Growing Pains Read online

Page 5


  In the end, after several abortive drafts he produced a long and fairly guarded letter that was tactful and gracious enough to pass the stern scrutiny of Richard and his father. He broke the fact of Graham’s death as gently as he could contrive it, saying only that he was a very close friend of Graham’s, and devoting most of the text to as sincere and delicate an expression of sympathy and regret as he could put together. He had received, by return, a courteous reply, in dignified, rather old-fashioned English, which gave nothing away about the parents’ feelings, or anything to indicate whether they had been aware of their son’s nature, or of Stephen’s existence, let alone the place he had occupied in Graham’s life. Graham’s mother wrote the reply, stating that they had already been informed, but thanking him for conveying the news so tactfully and saying that they would be in touch again soon. That had been all, and Stephen, Richard and Mr Fitzjohn between them had been unable to tease any further meaning, explicit or implicit, from it than that.

  The second task presented itself early the following week.
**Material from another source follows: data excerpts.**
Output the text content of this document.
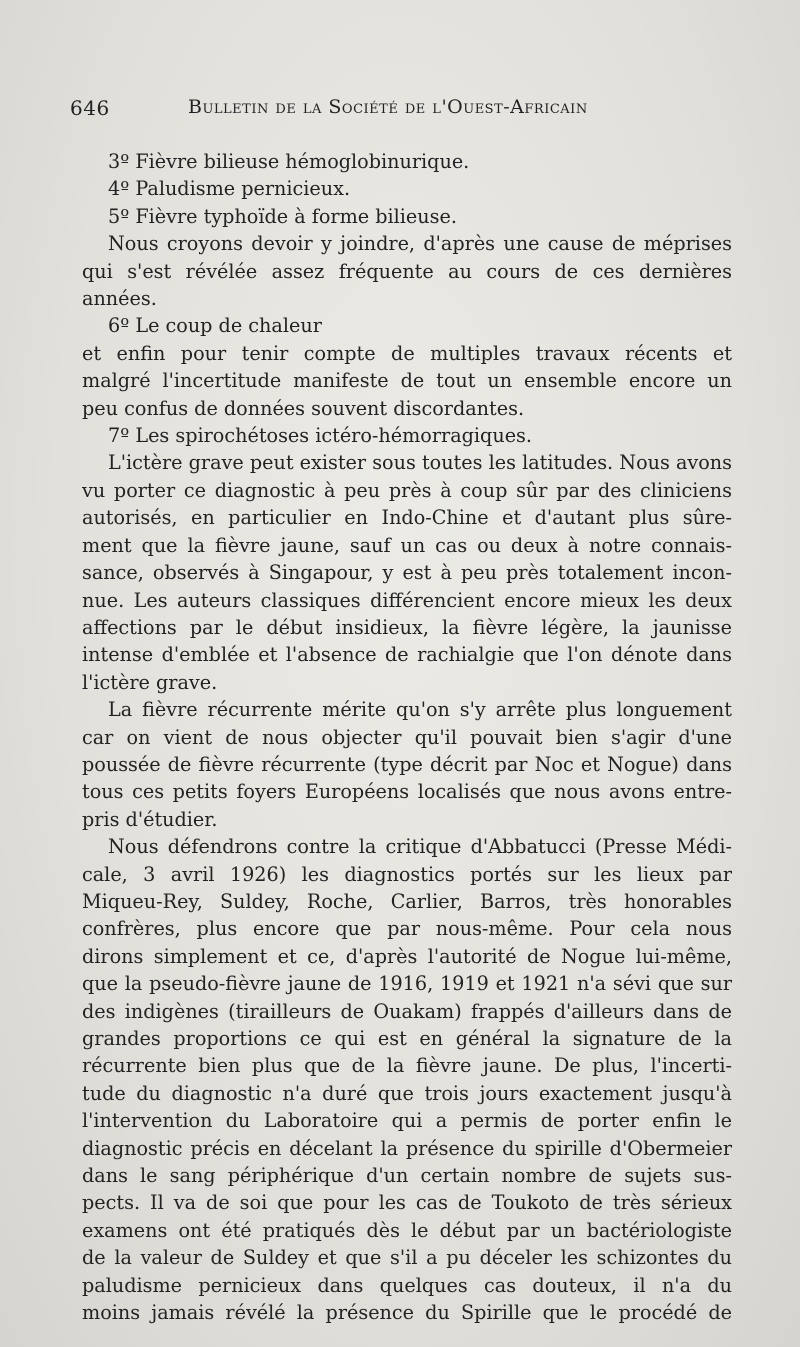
646	Bulletin de la Société de l'Ouest-Africain
3º Fièvre bilieuse hémoglobinurique.
4º Paludisme pernicieux.
5º Fièvre typhoïde à forme bilieuse.
Nous croyons devoir y joindre, d'après une cause de méprises
qui s'est révélée assez fréquente au cours de ces dernières
années.
6º Le coup de chaleur
et enfin pour tenir compte de multiples travaux récents et
malgré l'incertitude manifeste de tout un ensemble encore un
peu confus de données souvent discordantes.
7º Les spirochétoses ictéro-hémorragiques.
L'ictère grave peut exister sous toutes les latitudes. Nous avons
vu porter ce diagnostic à peu près à coup sûr par des cliniciens
autorisés, en particulier en Indo-Chine et d'autant plus sûre-
ment que la fièvre jaune, sauf un cas ou deux à notre connais-
sance, observés à Singapour, y est à peu près totalement incon-
nue. Les auteurs classiques différencient encore mieux les deux
affections par le début insidieux, la fièvre légère, la jaunisse
intense d'emblée et l'absence de rachialgie que l'on dénote dans
l'ictère grave.
La fièvre récurrente mérite qu'on s'y arrête plus longuement
car on vient de nous objecter qu'il pouvait bien s'agir d'une
poussée de fièvre récurrente (type décrit par Noc et Nogue) dans
tous ces petits foyers Européens localisés que nous avons entre-
pris d'étudier.
Nous défendrons contre la critique d'Abbatucci (Presse Médi-
cale, 3 avril 1926) les diagnostics portés sur les lieux par
Miqueu-Rey, Suldey, Roche, Carlier, Barros, très honorables
confrères, plus encore que par nous-même. Pour cela nous
dirons simplement et ce, d'après l'autorité de Nogue lui-même,
que la pseudo-fièvre jaune de 1916, 1919 et 1921 n'a sévi que sur
des indigènes (tirailleurs de Ouakam) frappés d'ailleurs dans de
grandes proportions ce qui est en général la signature de la
récurrente bien plus que de la fièvre jaune. De plus, l'incerti-
tude du diagnostic n'a duré que trois jours exactement jusqu'à
l'intervention du Laboratoire qui a permis de porter enfin le
diagnostic précis en décelant la présence du spirille d'Obermeier
dans le sang périphérique d'un certain nombre de sujets sus-
pects. Il va de soi que pour les cas de Toukoto de très sérieux
examens ont été pratiqués dès le début par un bactériologiste
de la valeur de Suldey et que s'il a pu déceler les schizontes du
paludisme pernicieux dans quelques cas douteux, il n'a du
moins jamais révélé la présence du Spirille que le procédé de
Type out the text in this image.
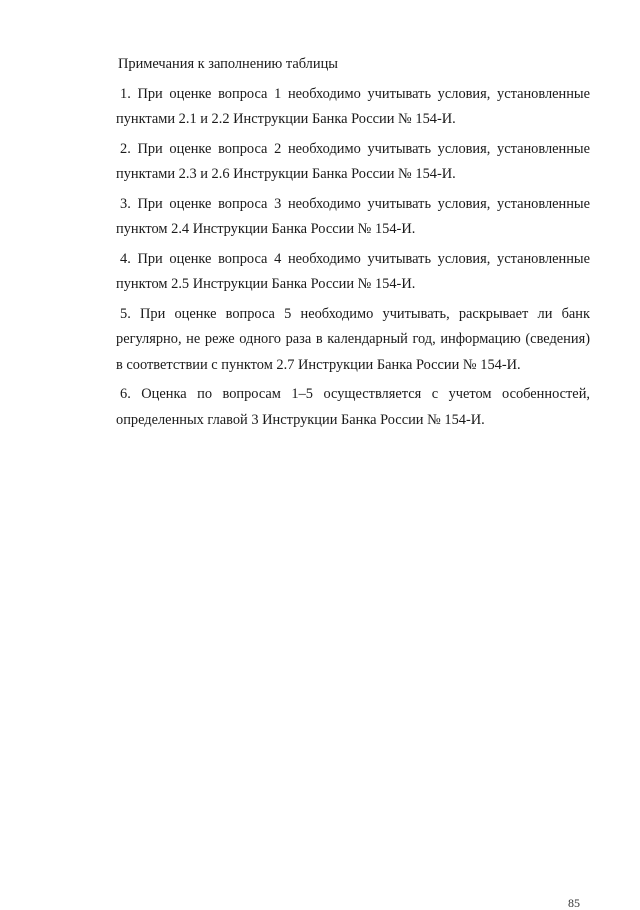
Примечания к заполнению таблицы

1. При оценке вопроса 1 необходимо учитывать условия, установленные пунктами 2.1 и 2.2 Инструкции Банка России № 154-И.

2. При оценке вопроса 2 необходимо учитывать условия, установленные пунктами 2.3 и 2.6 Инструкции Банка России № 154-И.

3. При оценке вопроса 3 необходимо учитывать условия, установленные пунктом 2.4 Инструкции Банка России № 154-И.

4. При оценке вопроса 4 необходимо учитывать условия, установленные пунктом 2.5 Инструкции Банка России № 154-И.

5. При оценке вопроса 5 необходимо учитывать, раскрывает ли банк регулярно, не реже одного раза в календарный год, информацию (сведения) в соответствии с пунктом 2.7 Инструкции Банка России № 154-И.

6. Оценка по вопросам 1–5 осуществляется с учетом особенностей, определенных главой 3 Инструкции Банка России № 154-И.

85
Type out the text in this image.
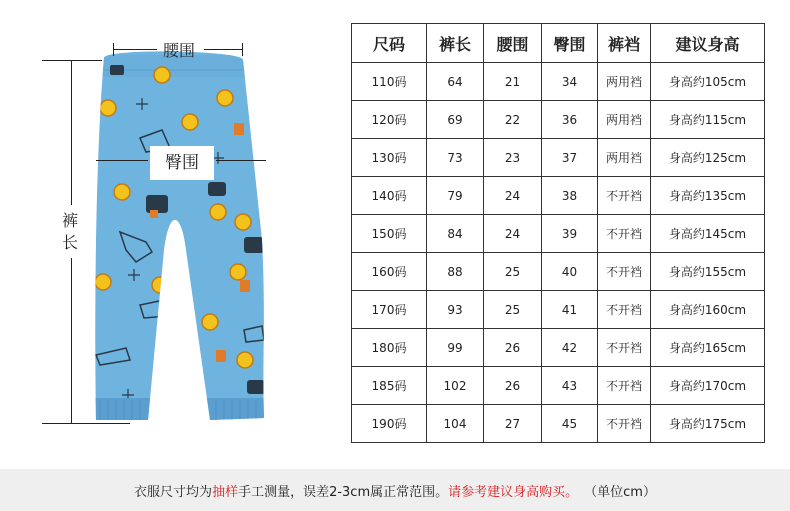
腰围
臀围
裤
长
尺码	裤长	腰围	臀围	裤裆	建议身高
110码	64	21	34	两用裆	身高约105cm
120码	69	22	36	两用裆	身高约115cm
130码	73	23	37	两用裆	身高约125cm
140码	79	24	38	不开裆	身高约135cm
150码	84	24	39	不开裆	身高约145cm
160码	88	25	40	不开裆	身高约155cm
170码	93	25	41	不开裆	身高约160cm
180码	99	26	42	不开裆	身高约165cm
185码	102	26	43	不开裆	身高约170cm
190码	104	27	45	不开裆	身高约175cm
衣服尺寸均为 抽样 手工测量，误差2-3cm属正常范围。 请参考建议身高购买。 （单位cm）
The plane carrying Graham had blown up over water, and very few identifiable bodies were found, so Stephen was spared the necessity at least of a funeral, and of having to try to identify horribly blasted and charred remains; but the airline announced that it was to hold two memorial services for the dead, one at Strasbourg and one in London. “I can’t make up my mind whether to go or not,” said Stephen despondently, sitting on his bed the evening of the day they got the news. He was twirling a sock like a propeller in front of him, and staring into vacancy as he turned the matter over in his mind.

  “It’s not worth it if it’s going to upset you all over again,” murmured Richard anxiously.

  “Well, yes, I thought about that. But I think I… I’d like to go, as far as that goes. Not that I believe in any of their mumbo-jumbo — that was the main reason I fell out with my people, if you remember. But…”

  “Well, I don’t see that it can do any harm,” said Richard reasonably. “Okay, so you’re sceptical. So was Graham — you can bet your life he’ll be thinking it’s a great joke, if he’s looking in from somewhere. I know the religious part of it’s all bullshit; but if you feel it’s a last chance to remember him officially, in public, then go. It’d do you more good than harm in that case. But I really don’t see that it matters much.”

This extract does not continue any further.